From parents, to teachers, to citizens; Sullivan County commissioners got an earful of public opinion on how to keep children safe in the face of violence.
"We need an SRO in every school," said Jennifer Fox, a concerned parent.
"What if I accidentally kill students myself while trying to shoot the gunman?" asked Steve Thompson, a retired Sullivan County principal and teacher.
"I don't like to see children vulnerable, and I'll fight for them," said Jeannie Bourne, a concerned citizen.
"We not only have an SRO at the schools when they're in session and the children are there, but [we need to] take those gun free zone signs down," said Charles Leonard, another concerned citizen while speaking to commissioners.
School safety was an on-going dialogue that included listening to a presentation of safety ideas offered by gun experts from Shooters Edge. Their ideas included assessing school buildings to improve safety weaknesses and training teachers and faculty to be school marshals who are armed and ready for defense.
"It'll be completely concealed; their identity and weapon. They don't need to be known. They don't need to be walking around school with their gun hanging off their belt, and all this other stuff," said Mike Lewis with Shooters Edge.

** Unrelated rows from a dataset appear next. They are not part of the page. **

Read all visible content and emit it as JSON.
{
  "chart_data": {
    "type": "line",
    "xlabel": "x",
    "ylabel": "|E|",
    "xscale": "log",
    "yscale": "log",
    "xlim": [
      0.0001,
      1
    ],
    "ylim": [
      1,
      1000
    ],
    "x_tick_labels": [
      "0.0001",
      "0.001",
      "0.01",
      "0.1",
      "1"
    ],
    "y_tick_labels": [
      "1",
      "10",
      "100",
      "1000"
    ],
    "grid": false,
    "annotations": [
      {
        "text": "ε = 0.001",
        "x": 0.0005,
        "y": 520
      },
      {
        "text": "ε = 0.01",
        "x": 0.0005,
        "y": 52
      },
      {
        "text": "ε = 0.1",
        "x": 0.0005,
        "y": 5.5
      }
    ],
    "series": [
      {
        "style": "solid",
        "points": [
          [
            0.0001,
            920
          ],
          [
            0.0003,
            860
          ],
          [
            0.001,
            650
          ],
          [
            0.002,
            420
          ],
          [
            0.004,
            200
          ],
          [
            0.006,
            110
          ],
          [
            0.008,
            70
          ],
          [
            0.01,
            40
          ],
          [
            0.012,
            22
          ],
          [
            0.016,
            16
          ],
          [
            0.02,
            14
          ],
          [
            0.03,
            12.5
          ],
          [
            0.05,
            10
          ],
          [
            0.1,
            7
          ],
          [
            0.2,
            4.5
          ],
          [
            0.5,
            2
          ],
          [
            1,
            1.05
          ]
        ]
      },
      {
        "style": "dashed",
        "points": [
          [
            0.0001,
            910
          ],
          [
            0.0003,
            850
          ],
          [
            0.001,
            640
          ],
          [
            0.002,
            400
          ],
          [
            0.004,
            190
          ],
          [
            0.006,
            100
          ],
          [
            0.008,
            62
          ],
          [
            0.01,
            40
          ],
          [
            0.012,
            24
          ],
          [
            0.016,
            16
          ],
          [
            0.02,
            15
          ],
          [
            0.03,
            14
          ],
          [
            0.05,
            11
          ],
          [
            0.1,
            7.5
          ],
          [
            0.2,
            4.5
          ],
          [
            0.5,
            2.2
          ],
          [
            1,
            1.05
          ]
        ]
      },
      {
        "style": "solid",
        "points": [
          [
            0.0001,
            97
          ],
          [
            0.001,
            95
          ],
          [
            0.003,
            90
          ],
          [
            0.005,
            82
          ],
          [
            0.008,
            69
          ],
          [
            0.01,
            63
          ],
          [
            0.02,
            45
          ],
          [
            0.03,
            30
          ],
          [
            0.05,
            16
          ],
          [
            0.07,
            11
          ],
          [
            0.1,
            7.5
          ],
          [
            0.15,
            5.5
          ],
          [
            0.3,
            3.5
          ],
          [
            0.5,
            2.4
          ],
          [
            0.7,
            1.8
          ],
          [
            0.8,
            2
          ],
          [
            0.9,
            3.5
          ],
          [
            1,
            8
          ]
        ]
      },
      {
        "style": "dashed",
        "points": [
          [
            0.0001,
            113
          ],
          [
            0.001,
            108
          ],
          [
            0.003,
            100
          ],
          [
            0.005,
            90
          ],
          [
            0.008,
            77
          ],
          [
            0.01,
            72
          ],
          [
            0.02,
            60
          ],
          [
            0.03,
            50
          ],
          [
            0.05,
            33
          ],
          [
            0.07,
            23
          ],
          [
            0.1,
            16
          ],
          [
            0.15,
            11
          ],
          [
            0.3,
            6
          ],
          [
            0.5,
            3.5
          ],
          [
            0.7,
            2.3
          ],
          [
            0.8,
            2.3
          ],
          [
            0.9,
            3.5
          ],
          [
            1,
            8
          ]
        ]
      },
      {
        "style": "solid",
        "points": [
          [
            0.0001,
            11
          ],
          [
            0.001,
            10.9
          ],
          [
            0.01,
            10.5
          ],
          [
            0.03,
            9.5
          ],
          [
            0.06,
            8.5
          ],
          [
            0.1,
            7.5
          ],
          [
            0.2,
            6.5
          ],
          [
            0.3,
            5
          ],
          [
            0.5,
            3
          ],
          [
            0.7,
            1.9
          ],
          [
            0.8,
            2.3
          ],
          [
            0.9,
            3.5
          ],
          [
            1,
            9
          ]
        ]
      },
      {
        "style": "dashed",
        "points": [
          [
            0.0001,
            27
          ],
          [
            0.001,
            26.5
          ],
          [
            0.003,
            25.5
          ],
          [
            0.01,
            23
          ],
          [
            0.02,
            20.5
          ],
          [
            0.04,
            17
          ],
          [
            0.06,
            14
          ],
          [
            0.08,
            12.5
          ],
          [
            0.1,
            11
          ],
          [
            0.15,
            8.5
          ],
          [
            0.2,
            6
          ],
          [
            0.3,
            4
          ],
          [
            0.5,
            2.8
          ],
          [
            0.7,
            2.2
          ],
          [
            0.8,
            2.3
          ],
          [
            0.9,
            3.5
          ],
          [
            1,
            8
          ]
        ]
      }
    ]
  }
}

Sullivan County Sheriff Wayne Anderson told us he's not on board with arming teachers, but he does want a school resource officer in every county school.
"Police officers are trained, and they're trained, and they're trained, and they're trained," said Sheriff Anderson. "The officers we would put in the schools would be from our patrol division, so those people have had all kinds of experience."
We learned the ultimate recommendations will come from a county task force organized by the school system.
"I know everybody wants an answer yesterday, but we're looking at probably the next 30 days to really kind of have something flushed out," said Jubal Yennie, director of schools for Sullivan County.
We're told those ideas would eventually go through the school board, to the county's education committee, and then to the county commission for a full adoption.
Here are some facts that could impact the county budget:
Sheriff Anderson told us to put a school resource officer in every school will cost about $1.3 million the first year and about $900,000 for every year after that.
Shooters Edge officials said training volunteers to be school marshals would cost about $3,000 to $4,000 a person.